My guess is that many of you who have graduated since 1978 have your hands in the air. Me, too.
After 37 years running Wellesley’s recruiting program, providing career counseling for generations of students and alumnae, and serving as cultural advisor to Latina students for a period, Irma retired last fall. Green Hall is a lot quieter without her. We miss her.
“The lines and wait times were always longest for Irma,” says Joanne Murray ’81, former head of the Center for Work and Service (CWS). “She sat a student down and listened and listened and loved her and laughed with her. For Irma, the way to success was through demonstrating that that student, the one in front of her, was the most important, and she was going to throw 100 percent of her talent, resources, and care into launching her into the world.”

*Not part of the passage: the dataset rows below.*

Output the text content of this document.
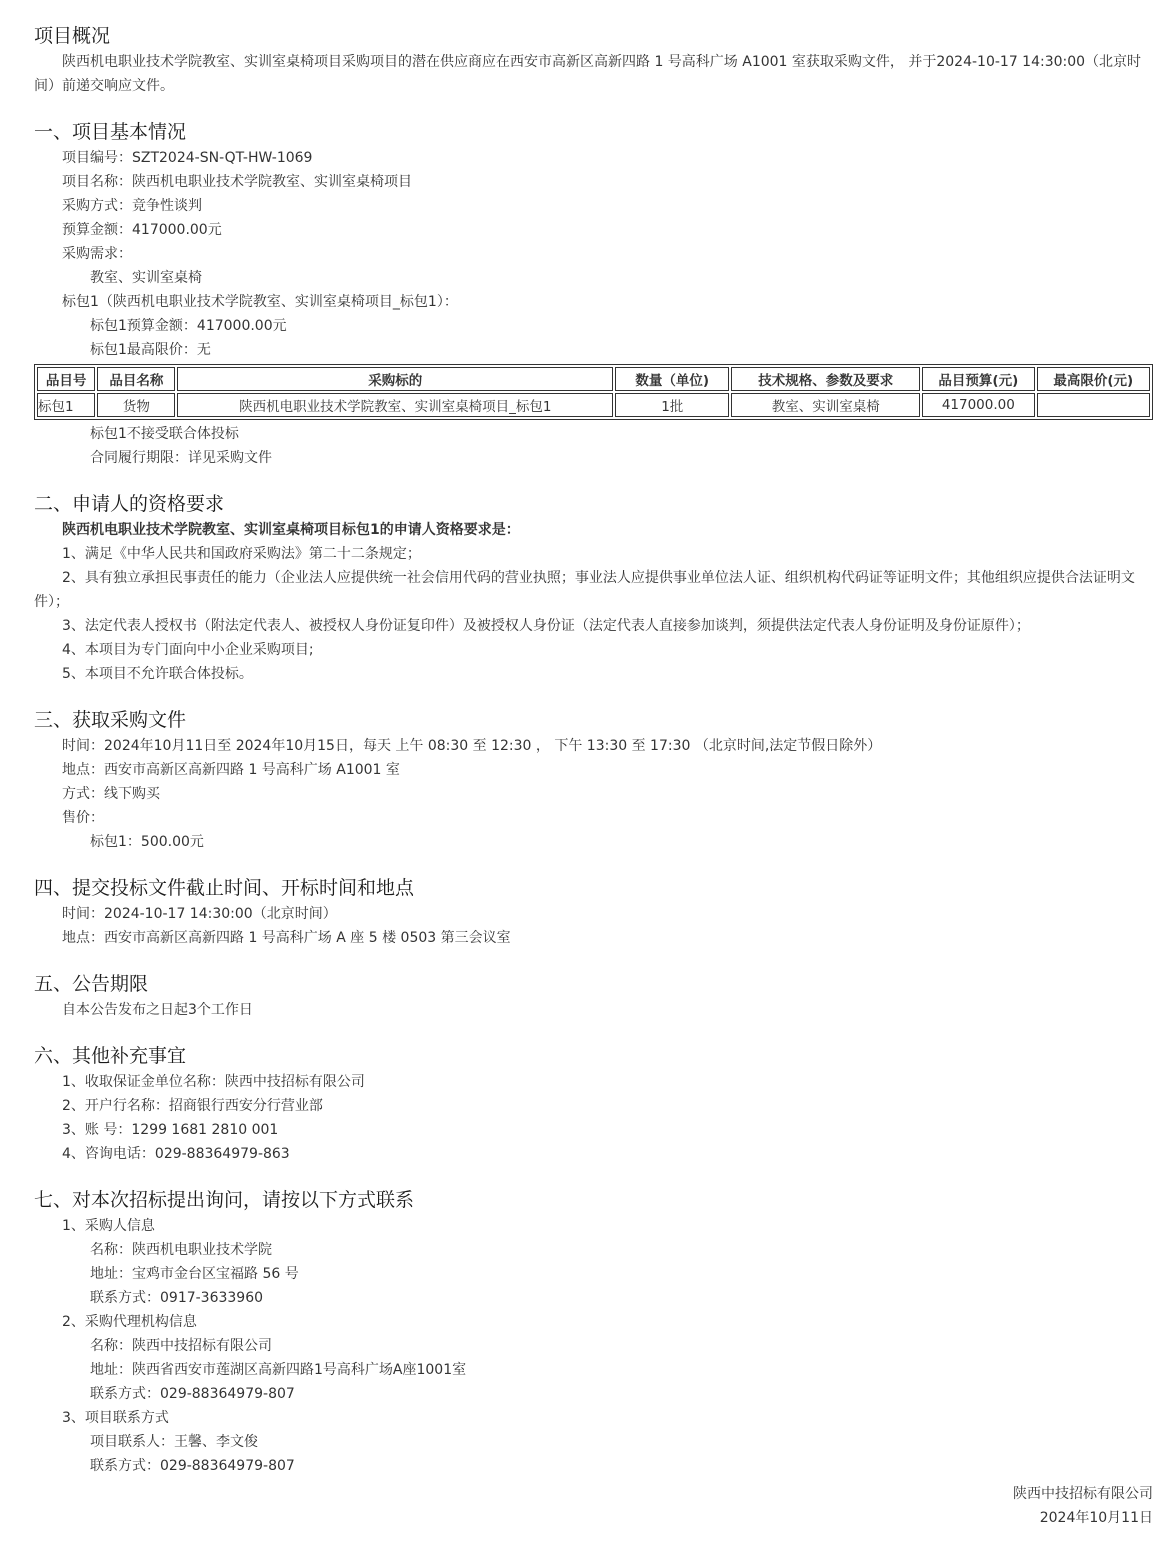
项目概况
陕西机电职业技术学院教室、实训室桌椅项目采购项目的潜在供应商应在西安市高新区高新四路 1 号高科广场 A1001 室获取采购文件， 并于2024-10-17 14:30:00（北京时间）前递交响应文件。
一、项目基本情况
项目编号：SZT2024-SN-QT-HW-1069
项目名称：陕西机电职业技术学院教室、实训室桌椅项目
采购方式：竞争性谈判
预算金额：417000.00元
采购需求：
教室、实训室桌椅
标包1（陕西机电职业技术学院教室、实训室桌椅项目_标包1）：
标包1预算金额：417000.00元
标包1最高限价：无
品目号	品目名称	采购标的	数量（单位)	技术规格、参数及要求	品目预算(元)	最高限价(元)
标包1	货物	陕西机电职业技术学院教室、实训室桌椅项目_标包1	1批	教室、实训室桌椅	417000.00	
标包1不接受联合体投标
合同履行期限：详见采购文件
二、申请人的资格要求
陕西机电职业技术学院教室、实训室桌椅项目标包1的申请人资格要求是：
1、满足《中华人民共和国政府采购法》第二十二条规定；
2、具有独立承担民事责任的能力（企业法人应提供统一社会信用代码的营业执照；事业法人应提供事业单位法人证、组织机构代码证等证明文件；其他组织应提供合法证明文件）；
3、法定代表人授权书（附法定代表人、被授权人身份证复印件）及被授权人身份证（法定代表人直接参加谈判，须提供法定代表人身份证明及身份证原件）；
4、本项目为专门面向中小企业采购项目;
5、本项目不允许联合体投标。
三、获取采购文件
时间：2024年10月11日至 2024年10月15日，每天 上午 08:30 至 12:30 ， 下午 13:30 至 17:30 （北京时间,法定节假日除外）
地点：西安市高新区高新四路 1 号高科广场 A1001 室
方式：线下购买
售价：
标包1：500.00元
四、提交投标文件截止时间、开标时间和地点
时间：2024-10-17 14:30:00（北京时间）
地点：西安市高新区高新四路 1 号高科广场 A 座 5 楼 0503 第三会议室
五、公告期限
自本公告发布之日起3个工作日
六、其他补充事宜
1、收取保证金单位名称：陕西中技招标有限公司
2、开户行名称：招商银行西安分行营业部
3、账 号：1299 1681 2810 001
4、咨询电话：029-88364979-863
七、对本次招标提出询问，请按以下方式联系
1、采购人信息
名称：陕西机电职业技术学院
地址：宝鸡市金台区宝福路 56 号
联系方式：0917-3633960
2、采购代理机构信息
名称：陕西中技招标有限公司
地址：陕西省西安市莲湖区高新四路1号高科广场A座1001室
联系方式：029-88364979-807
3、项目联系方式
项目联系人：王馨、李文俊
联系方式：029-88364979-807
陕西中技招标有限公司
2024年10月11日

Irma, without fail, was tuned into issues of diversity and inclusion. It was Irma who pointed out that not all students had the suits needed for job interviews, who started CWS’s suit loaner programs—with suits from size 2 to 22. It was Irma who thought to purchase suits for transgender students. She launched CWS’s cultural liaison program—aimed at meeting the needs of cultural and special-interest groups on campus with specific resources. She planned career panels with alumnae of color and brought students together with pizza and laughter.
In other words, Irma’s embrace was not limited to the (admittedly large) group of people she gave actual hugs to. She drew a whole lot of people in. She also would dive in whenever she encountered injustice, as Robbin Chapman noted at Irma’s recent retirement party. There was no sitting still with Irma.
It’s an example worth remembering in this tumultuous period of terror attacks and amped-up, exclusionary campaign rhetoric. (For more on U.S. presidential politics, see “Campaign 2016: A Teach-In.”) It’s a way of operating to keep in mind as Wellesley students, like students around the country, protest and voice their concerns about issues of race and equality—including incidents at the College that have made them feel excluded or marginalized (see “Marching for Change.”). And it’s something to ponder as the College works to answer the longstanding student call for multicultural space (“College Augments Multicultural Space.”).
As I write this in early winter, Irma is off on a prolonged trip to California and Hawaii to snuggle up with her grandchildren. Even as she steps away from campus, I hope we will keep a large portion of her generous spirit with us.